It’s hard not to be positive in 2013 in the domain industry. There are more people than ever on the Internet. A trend that will continue to rise most likely my entire lifetime. Businesses now accept that they will have to attract their customers online and inform and sell them there and are starting to spend accordingly. Here are 10 things that give us more reason to be confident in our investments.
1. 10% of retail sales are done online in the US. A staggering number that will continue to increase dramatically. The cost of a domain in the marketing program is a drop in the bucket. Many companies will be upgrading their domain accordingly. I’m not sure whether I’m noticing it more in 2013 because Andrew is doing a weekly column on domain upgrades or because I have actually sold a couple of upgrades already, but regardless, I am getting more inquiries from companies than I used to. Source
2. Businesses seem to be figuring out that Facebook/Twitters are tools and not their main website. Yes, there are still those that only use their Facebook page by forwarding their domain to it, but many companies haven’t enjoyed the financial success they had hoped. Facebook is and will always be a marketing tool and should be treated as such. Driving traffic to the main page.
3. China, China, and more China. The Chinese are coming in force and they are bringing their checkbooks. From American companies to domains, they are a billion strong and desire high end stuff. They love numbers, pinyin names, and last names. Still a wide open game and 2013 has already brought some very high numbers over at 4.cn.
4. Bridging of the East Coast/West Coast domain split. When I first got in this business i noticed that the Florida/East Coast domain investors stuck together as did the California/West Coast people. While they tend not to go to each others shows, I’ve noticed that the younger/new generation of investors are supporting both. The Morgan Lintons and Ron Jacksons (aka the nice guys) go to both and new investors have followed their lead. Most guys I talk to don’t care who puts on the show as long as they learn something or meet people that will help them make money.
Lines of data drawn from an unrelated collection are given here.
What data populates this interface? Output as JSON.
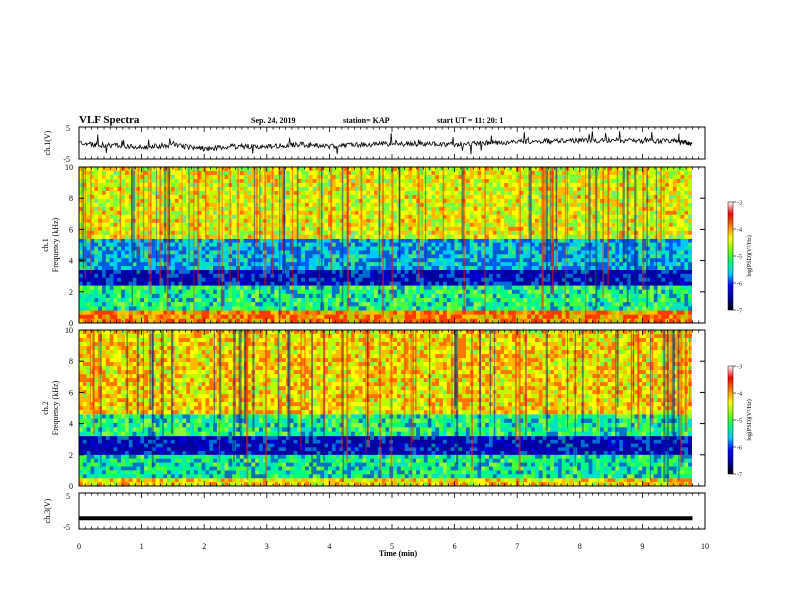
{
  "header": {
    "title": "VLF Spectra",
    "date": "Sep. 24, 2019",
    "station": "station= KAP",
    "start_ut": "start  UT =   11: 20: 1"
  },
  "chart_data": [
    {
      "type": "line",
      "id": "ch1_voltage",
      "ylabel": "ch.1(V)",
      "ylim": [
        -5,
        5
      ],
      "yticks": [
        "5",
        "-5"
      ],
      "xlim": [
        0,
        10
      ],
      "description_values": "noisy trace fluctuating roughly between -3 and 2.5 V",
      "series": [
        {
          "x": [
            0,
            0.5,
            1,
            1.5,
            2,
            2.5,
            3,
            3.5,
            4,
            4.5,
            5,
            5.5,
            6,
            6.5,
            7,
            7.5,
            8,
            8.5,
            9,
            9.5,
            9.8
          ],
          "values": [
            -0.2,
            -0.8,
            -1.2,
            -0.6,
            -1.8,
            -1.0,
            -1.2,
            -0.4,
            -1.0,
            -0.5,
            -0.3,
            -0.2,
            -0.5,
            0.0,
            0.4,
            0.6,
            0.8,
            0.9,
            0.6,
            0.8,
            -0.3
          ]
        }
      ]
    },
    {
      "type": "heatmap",
      "id": "ch1_spectrogram",
      "ylabel": "ch.1 Frequency (kHz)",
      "ylim": [
        0,
        10
      ],
      "yticks": [
        "0",
        "2",
        "4",
        "6",
        "8",
        "10"
      ],
      "xlim": [
        0,
        10
      ],
      "colorbar": {
        "label": "log(PSD)(V²/Hz)",
        "range": [
          -7,
          -3
        ],
        "ticks": [
          "-3",
          "-4",
          "-5",
          "-6",
          "-7"
        ]
      },
      "bands": [
        {
          "from_khz": 0,
          "to_khz": 0.8,
          "level": -3.6
        },
        {
          "from_khz": 0.8,
          "to_khz": 2.4,
          "level": -5.0
        },
        {
          "from_khz": 2.4,
          "to_khz": 3.4,
          "level": -6.3
        },
        {
          "from_khz": 3.4,
          "to_khz": 5.4,
          "level": -5.6
        },
        {
          "from_khz": 5.4,
          "to_khz": 10,
          "level": -4.2
        }
      ]
    },
    {
      "type": "heatmap",
      "id": "ch2_spectrogram",
      "ylabel": "ch.2 Frequency (kHz)",
      "ylim": [
        0,
        10
      ],
      "yticks": [
        "0",
        "2",
        "4",
        "6",
        "8",
        "10"
      ],
      "xlim": [
        0,
        10
      ],
      "colorbar": {
        "label": "log(PSD)(V²/Hz)",
        "range": [
          -7,
          -3
        ],
        "ticks": [
          "-3",
          "-4",
          "-5",
          "-6",
          "-7"
        ]
      },
      "bands": [
        {
          "from_khz": 0,
          "to_khz": 0.5,
          "level": -3.8
        },
        {
          "from_khz": 0.5,
          "to_khz": 2.0,
          "level": -5.2
        },
        {
          "from_khz": 2.0,
          "to_khz": 3.2,
          "level": -6.3
        },
        {
          "from_khz": 3.2,
          "to_khz": 4.6,
          "level": -5.0
        },
        {
          "from_khz": 4.6,
          "to_khz": 10,
          "level": -3.8
        }
      ]
    },
    {
      "type": "line",
      "id": "ch3_voltage",
      "ylabel": "ch.3(V)",
      "ylim": [
        -5,
        5
      ],
      "yticks": [
        "5",
        "-5"
      ],
      "xlim": [
        0,
        10
      ],
      "series": [
        {
          "x": [
            0,
            9.8
          ],
          "values": [
            -2,
            -2
          ]
        }
      ]
    }
  ],
  "xaxis": {
    "label": "Time (min)",
    "ticks": [
      "0",
      "1",
      "2",
      "3",
      "4",
      "5",
      "6",
      "7",
      "8",
      "9",
      "10"
    ]
  },
  "colors": {
    "colormap": [
      "#000000",
      "#0000a0",
      "#0000ff",
      "#00c8ff",
      "#00ff80",
      "#80ff00",
      "#ffff00",
      "#ff8000",
      "#ff0000",
      "#ffffff"
    ]
  }
}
5. Tools are being developed and released to the public. 2012 seemed to lack investment of money and time into new tools to help people find or manage domains (they continued to be developed just not offered to the public and used mainly in house) . They are starting to come back.
6. Some good new blogs have come on the scene. Looking at the domaining feed you saw some new faces last year and they are stepping it up this year. Jason and David are putting in the time and it shows. Still a lot of repetitive old and new hot air on the scene but it’s all personal preference.
7. Plenty of Outlets to sell quality domains. Godaddy and Flippa now have enough quality domains that people check them daily, leading to good sales prices. Good sales prices lead to more quality domains being put up. And the snowball continues. You can get top resale price if you need to now. Liquidity is king and you now have it. If you have crappy domains you are no better off.
8. Domain renewal prices are cheap. Godaddy and other registrars have started the year with incredible deals making this years’ renewals the cheapest I’ve every had. Per domain that is.
9. More ways than ever to monetize your domains. Actually not true. All these ways have always been available. The difference is more people are in the business now of helping you monetize. Internet Traffic, Flippa, Joint Ventures, Above, Rook, Voodoo all adding new programs to help you flip or monetize your domains. I see many more coming in 2013
10. Great new additions of investors to our industry. I don’t care if they have pigeon shit domains or not. We have a lot of new people interested in investing in domains and that is good for our industry. They provide liquidity and to domain bloggers, readers. They bring people to shows, add domains to parking companies, and sell on our platforms. Some of them will come and go, some will do well. It is a sign of good times when you see new investors. I’ve watched it for decades in the markets.